Некоторые из сидевших в телеге неспешно переговаривались между собой — о домашних делах, о тех, кто остался дома, перебирали какие-то мелочи, оставшиеся незавершенными. Радихена угрюмо молчал.
Ветром чуть раздувало ткань, которая укрывала людей от солнечных лучей, и Радихена то и дело видел какой-нибудь обрывок пейзажа: желто-зеленые поля, ровные ряды апельсиновых деревьев и яблонь, искристые речки и босоногих женщин на берегу. А потом как-то раз ткань сорвало внезапным порывом, и на вершине горы перед Радихеной внезапно предстал величественный стройный замок, над которым громоздились белые башенные облака. Где-то там, на самом верху, обитал таинственный господин Адобекк и только тем и занимался, что разрушал жизнь Радихены, которого даже в глаза не видел.
Замок долго оставался на виду — он как будто следил за медленно удаляющейся телегой, увозящей на север нескольких ничтожных крепостных, которые больше не нужны господину Адобекку и могут быть превращены в некоторую сумму денег.
Потом, после очередного поворота дороги, вездесущий замок наконец исчез. Тогда Радихена опустил веки и больше не открывал глаз, пока не настал вечер и всех не выпустили из телеги возле старой корчмы с растрепанной соломенной крышей, низко надвинутой на стену над маленькими окнами.

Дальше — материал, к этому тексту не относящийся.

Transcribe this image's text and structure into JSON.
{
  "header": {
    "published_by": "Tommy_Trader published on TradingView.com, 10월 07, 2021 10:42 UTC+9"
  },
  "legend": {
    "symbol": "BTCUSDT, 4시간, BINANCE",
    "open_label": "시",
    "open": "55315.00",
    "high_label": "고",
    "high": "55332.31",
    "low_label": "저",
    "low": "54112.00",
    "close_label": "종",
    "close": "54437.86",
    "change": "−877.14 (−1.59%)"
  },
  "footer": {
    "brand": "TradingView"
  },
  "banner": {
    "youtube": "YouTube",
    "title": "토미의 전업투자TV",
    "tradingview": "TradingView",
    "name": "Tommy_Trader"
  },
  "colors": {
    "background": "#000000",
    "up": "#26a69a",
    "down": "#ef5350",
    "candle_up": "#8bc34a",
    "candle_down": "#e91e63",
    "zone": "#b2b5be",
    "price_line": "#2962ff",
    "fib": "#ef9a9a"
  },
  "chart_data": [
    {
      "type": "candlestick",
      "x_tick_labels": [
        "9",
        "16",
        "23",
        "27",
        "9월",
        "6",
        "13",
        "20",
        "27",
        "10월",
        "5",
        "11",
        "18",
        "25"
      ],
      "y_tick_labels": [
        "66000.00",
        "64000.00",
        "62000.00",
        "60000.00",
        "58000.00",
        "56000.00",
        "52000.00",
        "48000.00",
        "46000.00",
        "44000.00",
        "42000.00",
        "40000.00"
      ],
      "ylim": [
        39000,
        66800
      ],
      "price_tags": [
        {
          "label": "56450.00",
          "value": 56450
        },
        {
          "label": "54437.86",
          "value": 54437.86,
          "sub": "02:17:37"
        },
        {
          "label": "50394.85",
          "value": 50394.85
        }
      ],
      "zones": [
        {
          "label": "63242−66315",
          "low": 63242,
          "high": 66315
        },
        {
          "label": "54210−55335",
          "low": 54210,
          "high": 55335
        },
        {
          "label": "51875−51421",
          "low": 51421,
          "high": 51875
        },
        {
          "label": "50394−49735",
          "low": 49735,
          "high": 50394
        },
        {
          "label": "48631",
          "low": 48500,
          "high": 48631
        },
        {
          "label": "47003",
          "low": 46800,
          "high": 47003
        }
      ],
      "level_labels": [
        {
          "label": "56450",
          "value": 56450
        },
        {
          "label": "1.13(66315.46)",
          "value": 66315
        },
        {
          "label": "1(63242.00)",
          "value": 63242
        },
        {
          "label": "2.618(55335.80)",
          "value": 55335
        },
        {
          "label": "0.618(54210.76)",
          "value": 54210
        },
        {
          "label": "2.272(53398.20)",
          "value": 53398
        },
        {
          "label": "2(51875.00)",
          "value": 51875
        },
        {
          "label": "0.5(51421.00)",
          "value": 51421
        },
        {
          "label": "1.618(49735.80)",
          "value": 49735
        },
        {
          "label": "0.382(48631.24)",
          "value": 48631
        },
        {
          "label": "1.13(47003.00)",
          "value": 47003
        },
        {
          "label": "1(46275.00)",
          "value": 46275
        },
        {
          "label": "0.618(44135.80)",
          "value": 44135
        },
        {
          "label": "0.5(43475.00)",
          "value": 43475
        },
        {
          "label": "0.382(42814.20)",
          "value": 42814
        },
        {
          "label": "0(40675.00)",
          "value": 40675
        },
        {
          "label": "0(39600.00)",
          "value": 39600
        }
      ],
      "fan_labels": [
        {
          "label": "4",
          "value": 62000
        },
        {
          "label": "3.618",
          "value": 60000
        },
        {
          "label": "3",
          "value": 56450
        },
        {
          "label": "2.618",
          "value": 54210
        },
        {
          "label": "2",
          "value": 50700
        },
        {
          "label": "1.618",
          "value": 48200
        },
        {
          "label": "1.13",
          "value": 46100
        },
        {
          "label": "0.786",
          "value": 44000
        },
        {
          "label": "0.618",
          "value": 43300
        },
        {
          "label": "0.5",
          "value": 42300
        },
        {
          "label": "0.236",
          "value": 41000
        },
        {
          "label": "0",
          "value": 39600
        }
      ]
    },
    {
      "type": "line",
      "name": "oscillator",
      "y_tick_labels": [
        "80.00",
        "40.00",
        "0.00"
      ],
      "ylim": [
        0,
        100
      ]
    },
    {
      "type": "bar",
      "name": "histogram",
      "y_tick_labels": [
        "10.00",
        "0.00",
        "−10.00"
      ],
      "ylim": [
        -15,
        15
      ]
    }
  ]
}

Корчма стояла чуть в стороне от дороги. Ее окна были мутны как бельма на собачьих глазах, и пахло возле неё не едой, а гниющей соломой. Однако путников накормили вполне сносной густой кашей с мясом и устроили на ночлег в настоящих кроватях, а не на сеновале.
Ничью Радихена пытался найти выпивку, но в темноте случайно споткнулся о солдата и разбудил его.
Солдат, не просыпаясь, крепко ухватил беглеца за ногу.
— Стоять! — прошипел он бодрым голосом и тотчас захрипел. Радихена дернулся — его щиколотка оставалась зажатой в железных пальцах, точно в кандалах.